According to the Menlo Park, California-based Facebook, daily users fell to 1.929 billion in the fourth quarter from 1.93 billion. The news, combined with a forecast for lower than expected revenue growth in the current quarter, sapped investors’ confidence and sent the stock tumbling.
Meta said it expected revenue growth to slow because users were spending less time on its more lucrative services. It also blamed surging inflation which is crimping advertiser spending. With these headwinds, the company is unable to neutralize the impact of changes in Apple (NASDAQ:AAPL) privacy settings which give users the choice of stopping apps from tracking their internet activities, denting profitability for companies that sell targeted advertising, one of Meta's biggest revenue sources. These changes could cost Meta some $10 billion this year.
Intensifying Competition
As new users become a rare commodity in the post-pandemic environment, intensifying competition is another headache for Chief Executive Officer Mark Zuckerberg. He told investors in a conference call that the social networking giant faced an “unprecedented level of competition,” with the rise of TikTok, the rival viral-video platform.
Another big hurdle that could hurt FB's future earnings—the company’s shift to virtual-reality headsets, augmented-reality glasses and virtual worlds, known as the metaverse, in which users can live and work. Meta plans to invest heavily in this project whose success isn’t guaranteed. Meta’s Reality Labs, which is giving a shape to this undertaking, lost $10.2 billion in 2021.
This big adjustment suggests that Facebook’s latest growth phase is over and investors might have to wait for the stock to recover lost ground. Argus Research, while downgrading Facebook to hold from buy, said in a note:
“The 4Q results were modestly disappointing, though it was the company’s outlook that both upset the market and led to our downgrade. Although controversy has often swirled around Meta, the company faces a long list of problems in 2022, with increased competition and pressure from Apple’s new advertising tracking policy being the most salient.”

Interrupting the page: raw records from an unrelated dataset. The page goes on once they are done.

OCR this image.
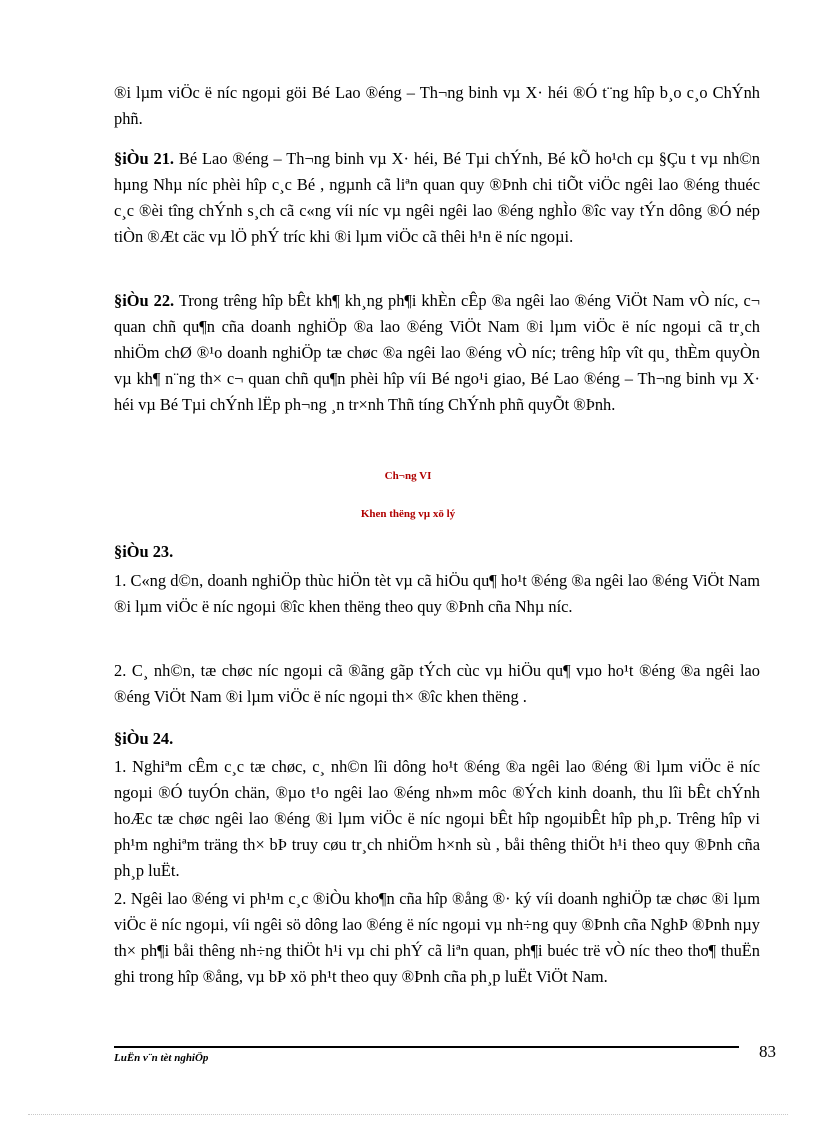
®i lµm viÖc ë níc ngoµi göi Bé Lao ®éng – Th¬ng binh vµ X· héi ®Ó t¨ng hîp b¸o c¸o ChÝnh phñ.

§iÒu 21. Bé Lao ®éng – Th¬ng binh vµ X· héi, Bé Tµi chÝnh, Bé kÕ ho¹ch cµ §Çu t vµ nh©n hµng Nhµ níc phèi hîp c¸c Bé , ngµnh cã liªn quan quy ®Þnh chi tiÕt viÖc ngêi lao ®éng thuéc c¸c ®èi tîng chÝnh s¸ch cã c«ng víi níc vµ ngêi ngêi lao ®éng nghÌo ®îc vay tÝn dông ®Ó nép tiÒn ®Æt cäc vµ lÖ phÝ tríc khi ®i lµm viÖc cã thêi h¹n ë níc ngoµi.

§iÒu 22. Trong trêng hîp bÊt kh¶ kh¸ng ph¶i khÈn cÊp ®a ngêi lao ®éng ViÖt Nam vÒ níc, c¬ quan chñ qu¶n cña doanh nghiÖp ®a lao ®éng ViÖt Nam ®i lµm viÖc ë níc ngoµi cã tr¸ch nhiÖm chØ ®¹o doanh nghiÖp tæ chøc ®a ngêi lao ®éng vÒ níc; trêng hîp vît qu¸ thÈm quyÒn vµ kh¶ n¨ng th× c¬ quan chñ qu¶n phèi hîp víi Bé ngo¹i giao, Bé Lao ®éng – Th¬ng binh vµ X· héi vµ Bé Tµi chÝnh lËp ph¬ng ¸n tr×nh Thñ tíng ChÝnh phñ quyÕt ®Þnh.

Ch¬ng VI

Khen thëng vµ xö lý

§iÒu 23.

1. C«ng d©n, doanh nghiÖp thùc hiÖn tèt vµ cã hiÖu qu¶ ho¹t ®éng ®a ngêi lao ®éng ViÖt Nam ®i lµm viÖc ë níc ngoµi ®îc khen thëng theo quy ®Þnh cña Nhµ níc.

2. C¸ nh©n, tæ chøc níc ngoµi cã ®ãng gãp tÝch cùc vµ hiÖu qu¶ vµo ho¹t ®éng ®a ngêi lao ®éng ViÖt Nam ®i lµm viÖc ë níc ngoµi th× ®îc khen thëng .

§iÒu 24.

1. Nghiªm cÊm c¸c tæ chøc, c¸ nh©n lîi dông ho¹t ®éng ®a ngêi lao ®éng ®i lµm viÖc ë níc ngoµi ®Ó tuyÓn chän, ®µo t¹o ngêi lao ®éng nh»m môc ®Ých kinh doanh, thu lîi bÊt chÝnh hoÆc tæ chøc ngêi lao ®éng ®i lµm viÖc ë níc ngoµi bÊt hîp ngoµibÊt hîp ph¸p. Trêng hîp vi ph¹m nghiªm träng th× bÞ truy cøu tr¸ch nhiÖm h×nh sù , båi thêng thiÖt h¹i theo quy ®Þnh cña ph¸p luËt.

2. Ngêi lao ®éng vi ph¹m c¸c ®iÒu kho¶n cña hîp ®ång ®· ký víi doanh nghiÖp tæ chøc ®i lµm viÖc ë níc ngoµi, víi ngêi sö dông lao ®éng ë níc ngoµi vµ nh÷ng quy ®Þnh cña NghÞ ®Þnh nµy th× ph¶i båi thêng nh÷ng thiÖt h¹i vµ chi phÝ cã liªn quan, ph¶i buéc trë vÒ níc theo tho¶ thuËn ghi trong hîp ®ång, vµ bÞ xö ph¹t theo quy ®Þnh cña ph¸p luËt ViÖt Nam.

LuËn v¨n tèt nghiÖp	83
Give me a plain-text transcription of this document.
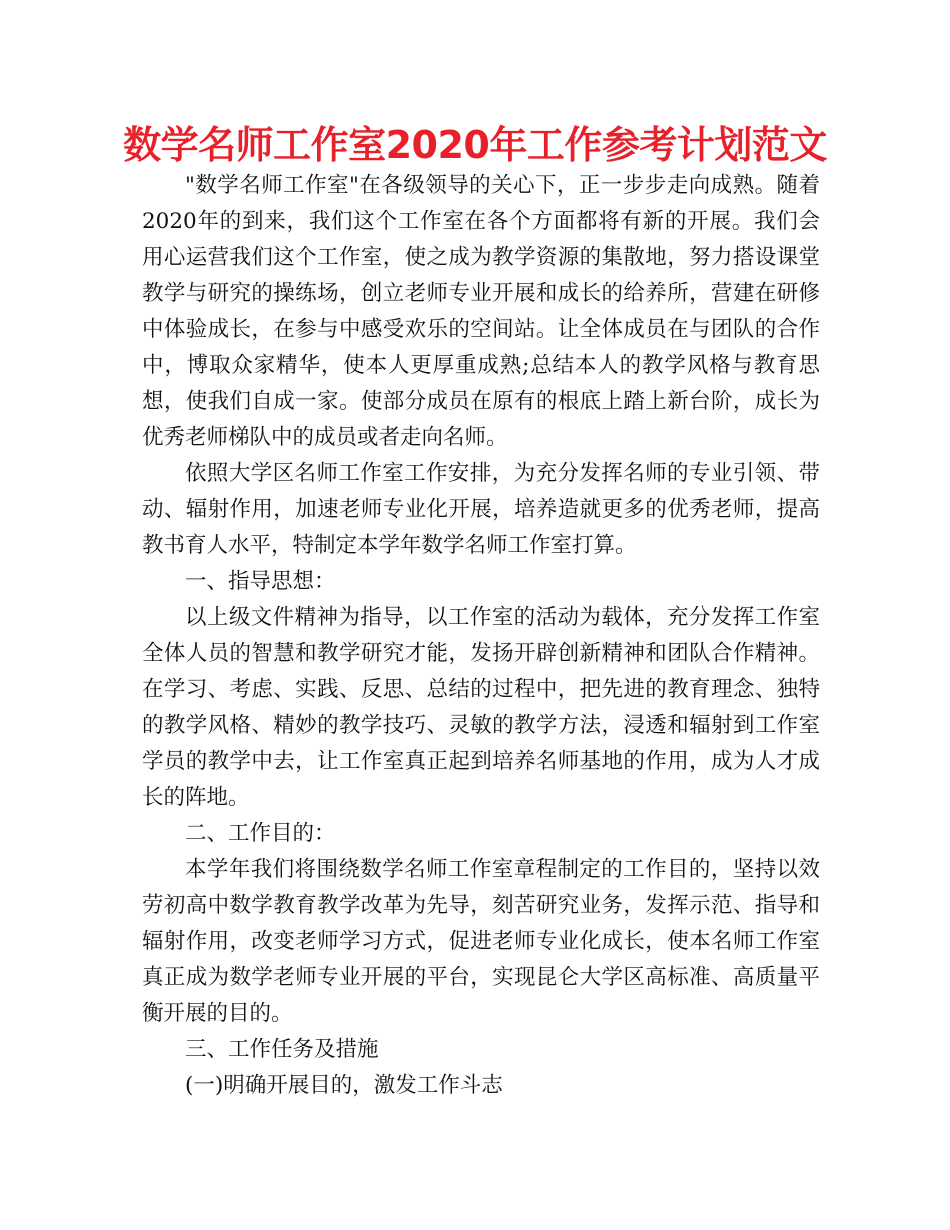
数学名师工作室2020年工作参考计划范文

"数学名师工作室"在各级领导的关心下，正一步步走向成熟。随着2020年的到来，我们这个工作室在各个方面都将有新的开展。我们会用心运营我们这个工作室，使之成为教学资源的集散地，努力搭设课堂教学与研究的操练场，创立老师专业开展和成长的给养所，营建在研修中体验成长，在参与中感受欢乐的空间站。让全体成员在与团队的合作中，博取众家精华，使本人更厚重成熟;总结本人的教学风格与教育思想，使我们自成一家。使部分成员在原有的根底上踏上新台阶，成长为优秀老师梯队中的成员或者走向名师。

依照大学区名师工作室工作安排，为充分发挥名师的专业引领、带动、辐射作用，加速老师专业化开展，培养造就更多的优秀老师，提高教书育人水平，特制定本学年数学名师工作室打算。

一、指导思想：

以上级文件精神为指导，以工作室的活动为载体，充分发挥工作室全体人员的智慧和教学研究才能，发扬开辟创新精神和团队合作精神。在学习、考虑、实践、反思、总结的过程中，把先进的教育理念、独特的教学风格、精妙的教学技巧、灵敏的教学方法，浸透和辐射到工作室学员的教学中去，让工作室真正起到培养名师基地的作用，成为人才成长的阵地。

二、工作目的：

本学年我们将围绕数学名师工作室章程制定的工作目的，坚持以效劳初高中数学教育教学改革为先导，刻苦研究业务，发挥示范、指导和辐射作用，改变老师学习方式，促进老师专业化成长，使本名师工作室真正成为数学老师专业开展的平台，实现昆仑大学区高标准、高质量平衡开展的目的。

三、工作任务及措施

(一)明确开展目的，激发工作斗志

Though the current outlook clearly shows that the company, which has been the darling of growth investors, is running low on gas, we think Zuckerberg has the ability and financial muscle to reverse the course.
On Wednesday’s call with investors, Zuckerberg said Instagram’s Reels, a TikTok copycat, is its best chance to recruit more young people to the site. The company will be investing in growing it as quickly as possible. In addition, the company’s pivot to the metaverse is a long-term bet that could reward patient investors.
Plus, it’s not the first time Meta shares have seen a dramatic drop. The stock plunged 19% in July 2018 on a slowdown in user growth. At the time, it also set the record for the largest-ever loss of value in one day for a US-traded company. But over the following three years, the stock resumed its upward trajectory, almost doubling in value until last fall.
Bottom Line
The plunge in Meta shares indicates a massive adjustment in investor expectations. That downside move could still have more room to run.
But it’s important to remember that Zuckerberg’s company has been here before, and could reverse the course yet again.